Cette annonce de rapprochement a provoqué la colère des autorités italiennes qui souhaitent saisir la Commission européenne pour freiner la constitution de ce nouveau champion national. «Nous nous trouvons face à une énorme violation du droit communautaire et du libre marché», a déclaré le ministre italien de l'Industrie, Claudio Scajola.
De son côté, Jacques Barrot, vice-président de la Commission européenne, a estimé que la fusion semblait respecter la législation sur la concurrence mais allait à l'encontre de la volonté de l'UE de former des champions européens.

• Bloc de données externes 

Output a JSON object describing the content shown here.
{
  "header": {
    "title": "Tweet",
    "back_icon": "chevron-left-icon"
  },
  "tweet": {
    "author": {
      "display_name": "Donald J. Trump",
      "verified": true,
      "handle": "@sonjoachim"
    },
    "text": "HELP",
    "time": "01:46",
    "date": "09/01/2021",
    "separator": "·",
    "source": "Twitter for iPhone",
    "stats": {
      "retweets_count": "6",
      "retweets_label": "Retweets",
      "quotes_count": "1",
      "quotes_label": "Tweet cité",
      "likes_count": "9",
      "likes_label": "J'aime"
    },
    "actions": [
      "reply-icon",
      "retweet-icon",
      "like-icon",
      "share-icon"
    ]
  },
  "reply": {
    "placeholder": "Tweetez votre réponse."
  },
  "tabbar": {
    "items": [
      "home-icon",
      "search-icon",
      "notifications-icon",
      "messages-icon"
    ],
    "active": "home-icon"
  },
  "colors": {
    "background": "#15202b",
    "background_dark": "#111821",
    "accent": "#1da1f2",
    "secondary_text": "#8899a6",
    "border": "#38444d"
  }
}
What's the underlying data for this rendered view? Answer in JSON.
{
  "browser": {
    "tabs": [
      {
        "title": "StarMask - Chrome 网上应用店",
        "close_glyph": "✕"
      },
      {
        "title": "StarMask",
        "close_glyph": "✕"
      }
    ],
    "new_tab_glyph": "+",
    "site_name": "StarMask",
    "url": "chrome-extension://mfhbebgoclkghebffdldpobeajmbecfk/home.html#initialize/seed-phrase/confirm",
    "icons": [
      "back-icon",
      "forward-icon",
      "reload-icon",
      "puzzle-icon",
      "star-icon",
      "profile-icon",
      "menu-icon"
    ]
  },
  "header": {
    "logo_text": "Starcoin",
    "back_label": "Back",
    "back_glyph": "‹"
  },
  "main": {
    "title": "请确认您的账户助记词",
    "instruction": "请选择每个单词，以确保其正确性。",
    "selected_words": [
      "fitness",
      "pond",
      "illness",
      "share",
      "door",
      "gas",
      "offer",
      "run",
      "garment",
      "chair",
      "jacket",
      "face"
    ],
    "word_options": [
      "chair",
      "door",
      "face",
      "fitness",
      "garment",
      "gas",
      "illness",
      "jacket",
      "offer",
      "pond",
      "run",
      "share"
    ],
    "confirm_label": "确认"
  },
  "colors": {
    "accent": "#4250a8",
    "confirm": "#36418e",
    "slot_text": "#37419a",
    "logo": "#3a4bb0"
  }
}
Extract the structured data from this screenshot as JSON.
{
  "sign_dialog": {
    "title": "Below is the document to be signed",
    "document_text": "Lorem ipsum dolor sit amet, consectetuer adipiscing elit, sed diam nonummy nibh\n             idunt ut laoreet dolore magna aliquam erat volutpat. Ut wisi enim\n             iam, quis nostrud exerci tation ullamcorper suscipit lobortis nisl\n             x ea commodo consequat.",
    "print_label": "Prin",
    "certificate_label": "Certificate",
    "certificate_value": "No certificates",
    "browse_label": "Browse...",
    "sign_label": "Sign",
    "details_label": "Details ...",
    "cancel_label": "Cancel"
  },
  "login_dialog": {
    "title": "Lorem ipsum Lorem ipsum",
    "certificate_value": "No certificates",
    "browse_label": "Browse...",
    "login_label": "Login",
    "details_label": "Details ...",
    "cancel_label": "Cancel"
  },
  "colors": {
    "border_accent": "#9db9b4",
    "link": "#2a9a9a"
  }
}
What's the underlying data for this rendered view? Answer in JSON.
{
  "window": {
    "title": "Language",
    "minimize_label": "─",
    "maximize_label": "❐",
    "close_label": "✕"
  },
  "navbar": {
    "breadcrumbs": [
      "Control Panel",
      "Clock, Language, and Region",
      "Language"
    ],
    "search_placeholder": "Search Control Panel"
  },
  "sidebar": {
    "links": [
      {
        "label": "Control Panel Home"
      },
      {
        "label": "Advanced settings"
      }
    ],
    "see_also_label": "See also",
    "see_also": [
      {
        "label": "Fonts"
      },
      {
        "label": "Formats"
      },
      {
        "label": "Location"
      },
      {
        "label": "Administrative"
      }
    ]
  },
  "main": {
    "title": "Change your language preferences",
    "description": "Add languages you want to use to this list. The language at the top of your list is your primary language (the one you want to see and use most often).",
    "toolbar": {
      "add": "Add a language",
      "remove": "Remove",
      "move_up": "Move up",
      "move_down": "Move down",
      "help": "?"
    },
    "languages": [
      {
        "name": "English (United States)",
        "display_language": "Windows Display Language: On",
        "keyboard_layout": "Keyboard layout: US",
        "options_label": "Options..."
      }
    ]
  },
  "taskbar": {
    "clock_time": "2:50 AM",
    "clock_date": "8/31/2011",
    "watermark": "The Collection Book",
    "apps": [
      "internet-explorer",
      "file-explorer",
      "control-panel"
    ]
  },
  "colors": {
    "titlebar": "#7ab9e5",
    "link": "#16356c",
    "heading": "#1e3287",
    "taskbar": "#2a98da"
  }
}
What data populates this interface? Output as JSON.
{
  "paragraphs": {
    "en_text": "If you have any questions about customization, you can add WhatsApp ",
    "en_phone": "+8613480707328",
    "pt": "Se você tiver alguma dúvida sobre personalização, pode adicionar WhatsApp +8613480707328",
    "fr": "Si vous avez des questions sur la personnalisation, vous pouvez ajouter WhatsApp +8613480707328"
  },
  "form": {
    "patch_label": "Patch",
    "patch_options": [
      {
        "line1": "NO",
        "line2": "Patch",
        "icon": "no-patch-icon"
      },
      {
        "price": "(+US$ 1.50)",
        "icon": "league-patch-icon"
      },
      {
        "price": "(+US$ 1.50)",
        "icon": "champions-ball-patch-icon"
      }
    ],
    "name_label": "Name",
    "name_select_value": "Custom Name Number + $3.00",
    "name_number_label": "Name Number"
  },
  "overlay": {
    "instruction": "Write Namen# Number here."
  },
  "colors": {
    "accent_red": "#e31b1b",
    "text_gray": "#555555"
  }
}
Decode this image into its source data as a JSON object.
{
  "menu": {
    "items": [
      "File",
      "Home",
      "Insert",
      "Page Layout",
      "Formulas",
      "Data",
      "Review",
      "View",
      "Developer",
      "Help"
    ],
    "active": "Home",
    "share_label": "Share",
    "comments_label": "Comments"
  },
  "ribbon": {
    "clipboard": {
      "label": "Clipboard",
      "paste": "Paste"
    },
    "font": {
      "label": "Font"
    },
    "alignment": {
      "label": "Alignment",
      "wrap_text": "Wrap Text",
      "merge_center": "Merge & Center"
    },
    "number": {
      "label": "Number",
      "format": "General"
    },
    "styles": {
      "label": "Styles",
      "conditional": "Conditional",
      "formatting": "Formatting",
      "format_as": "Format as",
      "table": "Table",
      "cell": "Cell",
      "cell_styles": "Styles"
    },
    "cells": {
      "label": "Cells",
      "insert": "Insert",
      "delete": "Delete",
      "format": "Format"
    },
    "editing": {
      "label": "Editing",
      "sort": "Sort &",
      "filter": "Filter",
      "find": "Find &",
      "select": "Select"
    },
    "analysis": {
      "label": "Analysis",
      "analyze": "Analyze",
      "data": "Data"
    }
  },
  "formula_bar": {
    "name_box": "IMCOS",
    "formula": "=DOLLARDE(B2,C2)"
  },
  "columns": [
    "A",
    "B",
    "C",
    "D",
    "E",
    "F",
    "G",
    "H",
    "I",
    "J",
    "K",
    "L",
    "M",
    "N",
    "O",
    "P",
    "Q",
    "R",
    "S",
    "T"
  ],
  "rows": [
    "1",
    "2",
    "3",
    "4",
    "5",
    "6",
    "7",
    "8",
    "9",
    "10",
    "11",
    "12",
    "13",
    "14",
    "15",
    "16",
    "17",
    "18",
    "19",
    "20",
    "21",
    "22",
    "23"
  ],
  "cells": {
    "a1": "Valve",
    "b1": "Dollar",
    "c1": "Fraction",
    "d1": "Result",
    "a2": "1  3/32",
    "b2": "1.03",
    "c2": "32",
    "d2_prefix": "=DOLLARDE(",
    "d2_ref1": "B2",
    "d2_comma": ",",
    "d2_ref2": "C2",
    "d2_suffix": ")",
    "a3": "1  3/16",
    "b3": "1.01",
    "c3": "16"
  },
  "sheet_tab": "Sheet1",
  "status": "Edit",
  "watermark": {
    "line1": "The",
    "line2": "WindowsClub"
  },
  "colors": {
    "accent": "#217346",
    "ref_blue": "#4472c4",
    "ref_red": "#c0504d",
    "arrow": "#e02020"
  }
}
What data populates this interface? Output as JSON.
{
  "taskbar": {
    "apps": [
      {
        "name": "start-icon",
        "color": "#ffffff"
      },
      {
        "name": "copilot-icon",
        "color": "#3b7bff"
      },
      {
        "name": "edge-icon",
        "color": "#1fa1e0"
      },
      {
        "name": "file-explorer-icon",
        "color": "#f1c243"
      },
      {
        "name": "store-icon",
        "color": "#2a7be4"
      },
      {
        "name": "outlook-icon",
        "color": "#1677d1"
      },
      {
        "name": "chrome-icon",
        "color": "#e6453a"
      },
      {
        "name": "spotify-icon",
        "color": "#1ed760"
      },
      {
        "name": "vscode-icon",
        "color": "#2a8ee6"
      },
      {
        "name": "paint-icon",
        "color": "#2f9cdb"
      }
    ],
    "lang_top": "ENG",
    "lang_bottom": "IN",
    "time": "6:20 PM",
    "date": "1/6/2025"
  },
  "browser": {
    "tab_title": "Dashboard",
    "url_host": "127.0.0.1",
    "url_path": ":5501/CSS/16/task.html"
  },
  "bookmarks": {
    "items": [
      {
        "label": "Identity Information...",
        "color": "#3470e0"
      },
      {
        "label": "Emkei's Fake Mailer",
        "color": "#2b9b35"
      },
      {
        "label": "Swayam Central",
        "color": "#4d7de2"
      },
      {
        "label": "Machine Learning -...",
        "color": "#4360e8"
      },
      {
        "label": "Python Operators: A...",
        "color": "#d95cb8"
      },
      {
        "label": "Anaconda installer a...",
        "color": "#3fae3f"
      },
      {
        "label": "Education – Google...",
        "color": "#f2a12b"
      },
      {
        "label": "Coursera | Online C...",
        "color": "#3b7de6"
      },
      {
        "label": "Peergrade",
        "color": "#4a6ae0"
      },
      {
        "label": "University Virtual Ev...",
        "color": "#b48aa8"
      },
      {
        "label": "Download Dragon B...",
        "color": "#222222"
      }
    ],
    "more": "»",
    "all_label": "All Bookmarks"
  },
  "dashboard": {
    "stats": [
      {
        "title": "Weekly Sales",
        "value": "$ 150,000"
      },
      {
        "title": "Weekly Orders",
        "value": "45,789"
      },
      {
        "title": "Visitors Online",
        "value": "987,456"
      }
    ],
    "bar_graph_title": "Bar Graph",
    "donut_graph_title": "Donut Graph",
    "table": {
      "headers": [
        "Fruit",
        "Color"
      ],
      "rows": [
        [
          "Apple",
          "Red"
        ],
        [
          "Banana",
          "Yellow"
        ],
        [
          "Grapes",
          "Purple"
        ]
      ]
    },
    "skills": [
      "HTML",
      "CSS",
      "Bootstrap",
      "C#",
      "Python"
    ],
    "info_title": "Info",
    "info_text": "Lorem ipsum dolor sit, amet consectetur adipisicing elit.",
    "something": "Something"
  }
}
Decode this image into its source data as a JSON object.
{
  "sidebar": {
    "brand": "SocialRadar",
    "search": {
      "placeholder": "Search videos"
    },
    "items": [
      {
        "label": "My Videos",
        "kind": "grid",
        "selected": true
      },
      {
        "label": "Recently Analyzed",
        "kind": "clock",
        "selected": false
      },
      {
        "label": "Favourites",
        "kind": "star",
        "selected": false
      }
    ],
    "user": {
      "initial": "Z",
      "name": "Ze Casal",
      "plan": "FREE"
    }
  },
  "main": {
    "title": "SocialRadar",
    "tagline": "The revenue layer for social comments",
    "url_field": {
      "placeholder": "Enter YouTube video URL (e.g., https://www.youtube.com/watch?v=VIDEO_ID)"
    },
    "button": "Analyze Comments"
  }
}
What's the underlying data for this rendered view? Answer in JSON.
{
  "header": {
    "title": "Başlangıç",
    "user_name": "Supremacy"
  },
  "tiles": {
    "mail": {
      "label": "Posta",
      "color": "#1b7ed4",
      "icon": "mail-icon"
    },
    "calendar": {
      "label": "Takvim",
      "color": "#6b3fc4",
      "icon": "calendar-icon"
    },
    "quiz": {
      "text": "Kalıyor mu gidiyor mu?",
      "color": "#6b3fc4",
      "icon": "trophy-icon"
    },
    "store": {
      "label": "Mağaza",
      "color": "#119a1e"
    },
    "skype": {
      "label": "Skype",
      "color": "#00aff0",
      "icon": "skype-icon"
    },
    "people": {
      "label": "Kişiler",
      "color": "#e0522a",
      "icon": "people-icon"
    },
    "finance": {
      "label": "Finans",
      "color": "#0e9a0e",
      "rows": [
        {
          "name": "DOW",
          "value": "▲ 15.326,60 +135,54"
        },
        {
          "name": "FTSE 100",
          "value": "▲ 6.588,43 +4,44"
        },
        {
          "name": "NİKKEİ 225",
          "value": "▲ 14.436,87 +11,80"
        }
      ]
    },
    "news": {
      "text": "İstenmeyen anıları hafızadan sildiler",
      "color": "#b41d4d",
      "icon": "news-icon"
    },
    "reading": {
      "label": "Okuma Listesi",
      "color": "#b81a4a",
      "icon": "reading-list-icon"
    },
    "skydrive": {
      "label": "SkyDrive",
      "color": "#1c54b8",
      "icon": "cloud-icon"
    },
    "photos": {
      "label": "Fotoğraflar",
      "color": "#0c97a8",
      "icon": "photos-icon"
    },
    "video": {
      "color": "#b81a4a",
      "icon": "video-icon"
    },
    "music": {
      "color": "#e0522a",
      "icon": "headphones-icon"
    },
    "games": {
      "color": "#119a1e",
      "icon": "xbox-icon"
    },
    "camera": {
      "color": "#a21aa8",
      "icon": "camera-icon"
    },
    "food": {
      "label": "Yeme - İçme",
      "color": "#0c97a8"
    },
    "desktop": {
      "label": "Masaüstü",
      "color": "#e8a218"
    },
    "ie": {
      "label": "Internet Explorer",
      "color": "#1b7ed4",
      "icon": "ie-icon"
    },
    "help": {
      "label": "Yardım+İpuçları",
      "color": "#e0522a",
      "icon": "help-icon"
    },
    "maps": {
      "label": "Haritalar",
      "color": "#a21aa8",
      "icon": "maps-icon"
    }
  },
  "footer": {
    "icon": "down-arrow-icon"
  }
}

Les syndicats cherchent la parade

Les syndicats ont également fait part de leur mécontentement ! Face à cette l'annonce surprise de fusion, ces derniers se sont concertés lundi pour tenter de trouver la parade, réclamant un débat sur une alternative à la privatisation. «Nous sommes hostiles au projet car il comporte des risques majeurs», a affirmé Jean-Christophe Le Duigou (CGT), jugeant que «des milliers d'emplois» sont menacés. Pour lui, cette fusion «aboutirait à une concurrence entre EDF et GDF, engendrerait une dilution de la maîtrise publique dans le secteur de l'énergie et n'est pas de nature à favoriser la construction d'une politique européenne de l'énergie». La CGT compte ainsi présenter «des alternatives» à la fusion, proposant «d'élargir le noyau de la présence publique dans Suez pour bloquer toute OPA», a expliqué Jean-Christophe Le Duigou.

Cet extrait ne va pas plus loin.